Aspiring All Black fighting to resurrect career
This isn’t how it was meant to be.
Heading into the prime of his career, Mitchell Graham had set his sights on competing for a spot at the 2019 World Cup.
Instead, his days of playing toplevel rugby may be over.
The 27-year-old suffered a gruesome leg injury playing for the Chiefs at the 2017 Brisbane Tens, fracturing the tibia and fibula in his left leg.
The injury was expected to sideline him for six months, but when he returned, he knew something was wrong.
“I played through a fair bit of pain and it wasn’t 100 per cent right,” Graham told the Herald on Sunday.
He decided to focus on a full recovery, but 15 months on, is no closer to a return.
Missing the past two Taranaki Mitre 10 Cup campaigns and this year’s Chiefs Super Rugby season, Graham has been working with a specialist in the hope of getting back to his best. But after several treatments, one major problem has stood in his way.
The specialists and doctors can’t seem to hone in on what’s wrong.
“They’re trying to fix it the best way but they don’t really know how to fix it,” Graham says.
The prop has undergone multiple surgeries, acupuncture and nerve treatments to no avail, with the next option bisphosphonates — which are used to treat osteoporosis.
With several years left to forge a quality career, Graham is hopeful of returning. However, he is aware it might not happen.
“With us trying different things and no one really sure how to fix what I’m doing, there’s definitely a part of me that has accepted the fact I may not play again.
“I just sure as hell hope I do.
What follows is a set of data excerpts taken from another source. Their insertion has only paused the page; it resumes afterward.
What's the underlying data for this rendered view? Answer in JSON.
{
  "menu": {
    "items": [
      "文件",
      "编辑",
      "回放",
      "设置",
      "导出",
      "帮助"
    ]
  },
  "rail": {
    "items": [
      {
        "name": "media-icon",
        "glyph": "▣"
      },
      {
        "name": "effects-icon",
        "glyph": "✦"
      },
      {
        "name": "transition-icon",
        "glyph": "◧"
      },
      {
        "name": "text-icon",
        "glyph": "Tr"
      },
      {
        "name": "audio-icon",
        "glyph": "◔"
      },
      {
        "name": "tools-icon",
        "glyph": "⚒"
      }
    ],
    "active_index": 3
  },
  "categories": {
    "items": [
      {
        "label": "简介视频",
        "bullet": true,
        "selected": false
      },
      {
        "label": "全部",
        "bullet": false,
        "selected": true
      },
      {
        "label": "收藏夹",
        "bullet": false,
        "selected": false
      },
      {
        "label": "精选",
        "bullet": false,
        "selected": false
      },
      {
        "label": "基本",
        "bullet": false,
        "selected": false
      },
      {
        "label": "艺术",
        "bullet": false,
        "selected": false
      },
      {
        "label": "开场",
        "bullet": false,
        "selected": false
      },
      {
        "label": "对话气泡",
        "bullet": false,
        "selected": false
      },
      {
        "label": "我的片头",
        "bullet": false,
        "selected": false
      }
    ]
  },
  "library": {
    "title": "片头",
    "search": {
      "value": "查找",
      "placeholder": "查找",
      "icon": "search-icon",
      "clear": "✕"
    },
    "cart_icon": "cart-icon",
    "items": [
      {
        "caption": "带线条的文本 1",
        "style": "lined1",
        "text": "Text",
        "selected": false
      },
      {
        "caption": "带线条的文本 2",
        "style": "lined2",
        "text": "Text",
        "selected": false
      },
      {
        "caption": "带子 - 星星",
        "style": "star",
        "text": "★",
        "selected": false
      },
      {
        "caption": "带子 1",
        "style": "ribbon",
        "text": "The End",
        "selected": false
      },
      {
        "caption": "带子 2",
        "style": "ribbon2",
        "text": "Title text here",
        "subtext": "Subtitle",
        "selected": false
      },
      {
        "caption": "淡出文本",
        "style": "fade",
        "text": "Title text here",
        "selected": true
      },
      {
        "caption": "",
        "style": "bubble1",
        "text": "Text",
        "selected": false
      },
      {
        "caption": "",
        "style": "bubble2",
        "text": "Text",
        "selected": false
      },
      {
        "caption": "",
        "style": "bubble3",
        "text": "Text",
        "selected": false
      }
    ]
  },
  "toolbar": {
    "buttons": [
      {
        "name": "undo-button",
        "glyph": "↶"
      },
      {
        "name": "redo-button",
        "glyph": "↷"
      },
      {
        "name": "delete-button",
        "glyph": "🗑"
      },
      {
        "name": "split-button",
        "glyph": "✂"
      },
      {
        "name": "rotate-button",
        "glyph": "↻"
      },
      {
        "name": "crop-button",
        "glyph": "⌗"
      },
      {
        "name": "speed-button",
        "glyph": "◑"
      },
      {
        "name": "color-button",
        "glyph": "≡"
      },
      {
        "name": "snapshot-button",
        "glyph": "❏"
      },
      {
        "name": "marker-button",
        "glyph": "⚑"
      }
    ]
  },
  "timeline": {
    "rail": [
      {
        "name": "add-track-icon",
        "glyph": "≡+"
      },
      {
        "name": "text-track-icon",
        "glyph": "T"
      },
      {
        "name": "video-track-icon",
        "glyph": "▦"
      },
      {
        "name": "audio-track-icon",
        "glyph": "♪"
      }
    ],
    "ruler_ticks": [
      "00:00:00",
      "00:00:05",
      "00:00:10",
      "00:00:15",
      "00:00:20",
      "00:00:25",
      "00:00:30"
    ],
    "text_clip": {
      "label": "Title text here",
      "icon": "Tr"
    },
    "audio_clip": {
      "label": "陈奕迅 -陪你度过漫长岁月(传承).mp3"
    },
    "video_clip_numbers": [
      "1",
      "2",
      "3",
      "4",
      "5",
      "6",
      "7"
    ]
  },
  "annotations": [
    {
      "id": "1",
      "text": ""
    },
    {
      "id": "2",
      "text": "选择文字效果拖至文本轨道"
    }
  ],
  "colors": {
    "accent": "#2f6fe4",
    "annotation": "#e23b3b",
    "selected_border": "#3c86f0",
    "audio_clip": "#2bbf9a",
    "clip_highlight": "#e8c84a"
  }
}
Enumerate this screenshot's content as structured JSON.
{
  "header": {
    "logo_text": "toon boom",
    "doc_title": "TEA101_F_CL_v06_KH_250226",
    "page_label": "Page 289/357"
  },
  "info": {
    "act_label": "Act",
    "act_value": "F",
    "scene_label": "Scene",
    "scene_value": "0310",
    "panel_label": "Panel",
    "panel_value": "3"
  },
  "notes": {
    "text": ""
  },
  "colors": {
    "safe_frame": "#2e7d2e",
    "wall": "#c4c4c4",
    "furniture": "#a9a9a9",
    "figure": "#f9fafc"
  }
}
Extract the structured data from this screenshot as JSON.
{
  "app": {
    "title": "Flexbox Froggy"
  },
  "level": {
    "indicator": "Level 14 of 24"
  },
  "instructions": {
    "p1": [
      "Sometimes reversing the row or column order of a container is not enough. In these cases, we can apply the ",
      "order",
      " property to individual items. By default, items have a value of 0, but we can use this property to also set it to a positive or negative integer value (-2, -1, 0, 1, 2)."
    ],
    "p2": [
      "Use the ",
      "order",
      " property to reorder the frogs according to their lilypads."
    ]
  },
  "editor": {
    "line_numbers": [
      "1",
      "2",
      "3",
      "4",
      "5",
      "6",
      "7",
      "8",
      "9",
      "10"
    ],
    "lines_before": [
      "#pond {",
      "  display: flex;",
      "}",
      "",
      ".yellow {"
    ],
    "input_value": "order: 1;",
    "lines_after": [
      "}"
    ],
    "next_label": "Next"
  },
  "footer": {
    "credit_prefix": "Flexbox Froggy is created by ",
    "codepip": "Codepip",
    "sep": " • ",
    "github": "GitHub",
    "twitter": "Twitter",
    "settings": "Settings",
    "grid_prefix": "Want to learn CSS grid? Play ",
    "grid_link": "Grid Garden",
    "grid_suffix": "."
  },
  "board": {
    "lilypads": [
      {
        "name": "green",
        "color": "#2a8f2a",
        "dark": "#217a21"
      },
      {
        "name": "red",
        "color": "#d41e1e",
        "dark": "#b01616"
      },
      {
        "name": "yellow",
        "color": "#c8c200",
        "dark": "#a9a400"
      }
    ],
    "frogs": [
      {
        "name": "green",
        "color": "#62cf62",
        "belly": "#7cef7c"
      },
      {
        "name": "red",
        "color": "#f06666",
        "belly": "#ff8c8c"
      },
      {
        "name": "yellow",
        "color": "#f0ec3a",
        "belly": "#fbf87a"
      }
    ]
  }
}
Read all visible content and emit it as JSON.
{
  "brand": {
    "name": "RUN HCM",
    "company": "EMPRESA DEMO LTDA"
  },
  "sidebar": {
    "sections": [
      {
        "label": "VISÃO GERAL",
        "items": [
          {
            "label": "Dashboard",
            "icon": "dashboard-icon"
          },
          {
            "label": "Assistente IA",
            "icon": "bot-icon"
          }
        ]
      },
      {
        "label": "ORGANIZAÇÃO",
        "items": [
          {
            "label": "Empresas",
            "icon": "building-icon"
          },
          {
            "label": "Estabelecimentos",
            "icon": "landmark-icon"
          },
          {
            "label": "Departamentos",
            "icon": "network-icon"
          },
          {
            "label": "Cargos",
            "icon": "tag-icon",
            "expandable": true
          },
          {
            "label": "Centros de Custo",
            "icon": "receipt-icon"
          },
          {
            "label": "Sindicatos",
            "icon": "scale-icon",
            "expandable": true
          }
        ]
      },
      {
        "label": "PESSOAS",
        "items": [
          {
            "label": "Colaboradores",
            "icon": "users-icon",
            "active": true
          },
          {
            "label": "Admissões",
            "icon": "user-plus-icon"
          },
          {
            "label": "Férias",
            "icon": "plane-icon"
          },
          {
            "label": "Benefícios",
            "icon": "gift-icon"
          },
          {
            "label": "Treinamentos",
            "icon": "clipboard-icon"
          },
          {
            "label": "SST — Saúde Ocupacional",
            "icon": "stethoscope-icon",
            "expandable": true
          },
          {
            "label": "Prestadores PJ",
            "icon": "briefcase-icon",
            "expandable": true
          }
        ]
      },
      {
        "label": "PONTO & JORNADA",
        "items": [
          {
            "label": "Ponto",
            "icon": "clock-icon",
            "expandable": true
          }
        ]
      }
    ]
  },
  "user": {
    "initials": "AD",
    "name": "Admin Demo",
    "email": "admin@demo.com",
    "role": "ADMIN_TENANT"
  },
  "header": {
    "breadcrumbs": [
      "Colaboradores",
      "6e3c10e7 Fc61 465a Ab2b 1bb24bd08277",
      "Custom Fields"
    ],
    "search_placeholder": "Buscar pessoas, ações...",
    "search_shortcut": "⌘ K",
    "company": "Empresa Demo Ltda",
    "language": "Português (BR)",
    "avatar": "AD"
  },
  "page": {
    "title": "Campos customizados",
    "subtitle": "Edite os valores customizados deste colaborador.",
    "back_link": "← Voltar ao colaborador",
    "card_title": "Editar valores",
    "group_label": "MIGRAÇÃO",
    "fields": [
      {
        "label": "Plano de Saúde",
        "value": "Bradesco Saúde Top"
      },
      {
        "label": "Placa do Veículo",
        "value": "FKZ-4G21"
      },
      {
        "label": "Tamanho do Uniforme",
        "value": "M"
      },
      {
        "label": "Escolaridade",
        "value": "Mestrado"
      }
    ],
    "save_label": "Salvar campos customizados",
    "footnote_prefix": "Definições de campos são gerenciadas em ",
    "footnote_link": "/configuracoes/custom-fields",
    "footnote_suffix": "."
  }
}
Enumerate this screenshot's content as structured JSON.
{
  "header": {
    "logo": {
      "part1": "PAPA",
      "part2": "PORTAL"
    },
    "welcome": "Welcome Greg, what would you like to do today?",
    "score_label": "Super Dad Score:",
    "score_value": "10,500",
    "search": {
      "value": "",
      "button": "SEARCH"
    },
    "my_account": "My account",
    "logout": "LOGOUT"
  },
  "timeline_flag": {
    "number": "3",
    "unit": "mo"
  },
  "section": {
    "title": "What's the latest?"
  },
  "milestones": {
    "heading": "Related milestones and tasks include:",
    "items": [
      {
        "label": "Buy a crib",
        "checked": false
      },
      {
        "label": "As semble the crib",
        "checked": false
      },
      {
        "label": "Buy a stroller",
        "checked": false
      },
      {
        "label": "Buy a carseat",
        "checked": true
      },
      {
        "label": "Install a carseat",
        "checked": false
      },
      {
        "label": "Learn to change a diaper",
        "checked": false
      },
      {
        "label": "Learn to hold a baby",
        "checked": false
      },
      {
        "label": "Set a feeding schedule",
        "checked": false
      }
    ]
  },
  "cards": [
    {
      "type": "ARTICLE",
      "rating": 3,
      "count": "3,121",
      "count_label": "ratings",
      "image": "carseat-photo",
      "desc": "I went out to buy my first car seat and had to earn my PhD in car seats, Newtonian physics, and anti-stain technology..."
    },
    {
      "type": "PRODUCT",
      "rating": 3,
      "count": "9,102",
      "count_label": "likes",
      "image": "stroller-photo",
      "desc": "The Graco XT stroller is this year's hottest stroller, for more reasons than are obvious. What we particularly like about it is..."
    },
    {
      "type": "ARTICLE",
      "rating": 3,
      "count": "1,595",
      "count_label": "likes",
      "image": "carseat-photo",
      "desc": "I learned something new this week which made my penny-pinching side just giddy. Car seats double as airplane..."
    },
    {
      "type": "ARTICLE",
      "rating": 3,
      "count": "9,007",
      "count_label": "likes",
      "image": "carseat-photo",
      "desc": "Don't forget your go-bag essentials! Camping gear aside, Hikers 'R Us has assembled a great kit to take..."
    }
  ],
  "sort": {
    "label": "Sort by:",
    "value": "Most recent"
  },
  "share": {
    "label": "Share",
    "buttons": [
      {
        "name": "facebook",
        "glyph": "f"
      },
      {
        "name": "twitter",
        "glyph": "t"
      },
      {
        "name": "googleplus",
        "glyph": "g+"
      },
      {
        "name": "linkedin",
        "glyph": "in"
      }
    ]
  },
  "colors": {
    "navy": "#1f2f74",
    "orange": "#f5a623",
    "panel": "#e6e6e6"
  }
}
It’s always the plan to come back. The original plan was to play in the World Cup next year, so that’s still on the cards as long as I can get my leg working.”
While he can get through gym workouts, and cycle, row and scrummage with little or no issues, Graham is unable to run.
He still trains at the Chiefs most days but has lost his place in the squad for 2019 — something he wasn’t happy about but he knew was coming.
“They’re running a business, and at the moment, I’m not a very good investment,” Graham says.
“It is a bit frustrating. It’s not nearly as enjoyable when you’re not playing. The reason you train every day is to be on the field, so spending however many months it’s been for me can get a bit frustrating and tiresome.”
With the Chiefs front row stocks heavily depleted by injuries last season, Graham and his teammates supported each other through their recovery. But while Atu Moli (leg), Nepo Laulala (arm), Aidan Ross (leg), Kane Hames (concussion) and Sosefo Kautai (foot) are expected to play some sort of role for the Chiefs next season, Graham continues to watch from a distance.
“We banded together a little bit, a few of us boys. It’s not an easy time, especially with the big injuries.
“It’s a pretty tight-knit group there, and we all look out for each other and try to make sure people can get themselves through it the best way they can. Once you get through it, you can start thinking about playing rugby again.
“I’ve had a pretty tough year this year, going through it all, but once I can run, I can learn to play rugby again — it’s been a while since I’ve done that. But I’ve got to be able to learn to run, then learn to play rugby, and see what happens from there. It’s definitely part of the plan, but we’ve got to wait and see.”
Mitchell Graham hasn’t played since badly breaking his leg playing for the Chiefs at the Brisbane Tens in February 2017.